Depois que vendi a empresa, nós continuamos com a produção de laranja. Tínhamos contrato com a Cargill e foi interrompido justamente por discordar de preços que a empresa queria nos pagar. Tive de refazer contrato para vender a laranja por preço menor e engolir o prejuízo. Essa situação resultou em uma ação que movemos hoje contra a Cargill.

O suposto cartel também ocorria para definir preços para a venda do suco no exterior?

Sim, o cartel atuava tanto no mercado interno como no externo. A venda do suco lá fora era só para quem o cartel quisesse. Eles faturam horrores na Bolsa Mercantil de Nova York porque o cartel tem todas as informações. Quando o preço cai, eles retiram 800 mil toneladas de suco do mercado e os preços voltam a subir.

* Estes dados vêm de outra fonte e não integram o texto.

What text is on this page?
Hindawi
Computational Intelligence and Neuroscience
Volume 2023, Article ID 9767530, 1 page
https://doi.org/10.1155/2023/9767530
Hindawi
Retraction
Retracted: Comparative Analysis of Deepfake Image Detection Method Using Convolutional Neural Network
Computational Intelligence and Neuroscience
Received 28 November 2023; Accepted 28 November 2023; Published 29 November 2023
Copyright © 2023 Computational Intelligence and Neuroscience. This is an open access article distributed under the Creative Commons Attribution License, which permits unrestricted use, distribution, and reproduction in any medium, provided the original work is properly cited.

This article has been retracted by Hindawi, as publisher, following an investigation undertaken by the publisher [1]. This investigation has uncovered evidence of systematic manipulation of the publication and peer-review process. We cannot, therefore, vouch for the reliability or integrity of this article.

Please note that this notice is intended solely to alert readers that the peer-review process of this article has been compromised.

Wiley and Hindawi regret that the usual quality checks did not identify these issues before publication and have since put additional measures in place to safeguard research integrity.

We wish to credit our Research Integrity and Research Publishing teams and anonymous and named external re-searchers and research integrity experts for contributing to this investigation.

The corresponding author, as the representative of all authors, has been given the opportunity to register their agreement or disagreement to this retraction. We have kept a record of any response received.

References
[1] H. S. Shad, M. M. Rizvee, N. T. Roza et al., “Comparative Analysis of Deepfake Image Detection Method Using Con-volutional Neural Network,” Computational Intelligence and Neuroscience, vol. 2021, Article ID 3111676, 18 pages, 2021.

A SDE investiga o setor desde 2006, quando houve a operação Fanta [técnicos da SDE e policiais federais cumpriram mandado de busca e apreensão de documentos em indústrias de suco de laranja]. Há demora nas investigações?

Acho que as investigações estão caminhando tanto que os Cutrale já nem moram mais no Brasil.
As indústrias de suco têm “offshore” (empresa que funciona em paraíso fiscal) fora do Brasil?
Todos os fabricantes de suco têm “offshore” para administrar os recursos financeiros que sobram. Uma empresa não consegue trabalhar no mercado externo sem ter estrutura interna. Essas indústrias têm bilhões de dólares lá fora.

O Ministério Público de SP enviou documento ao Departamento de Justiça americano para que os EUA também investiguem as empresas que exportam suco para lá. Eles devem investigar o setor?

Devem e vão abrir uma auditoria, tenho certeza. E isso vai “embananar” todo o setor no país. O Brasil será punido.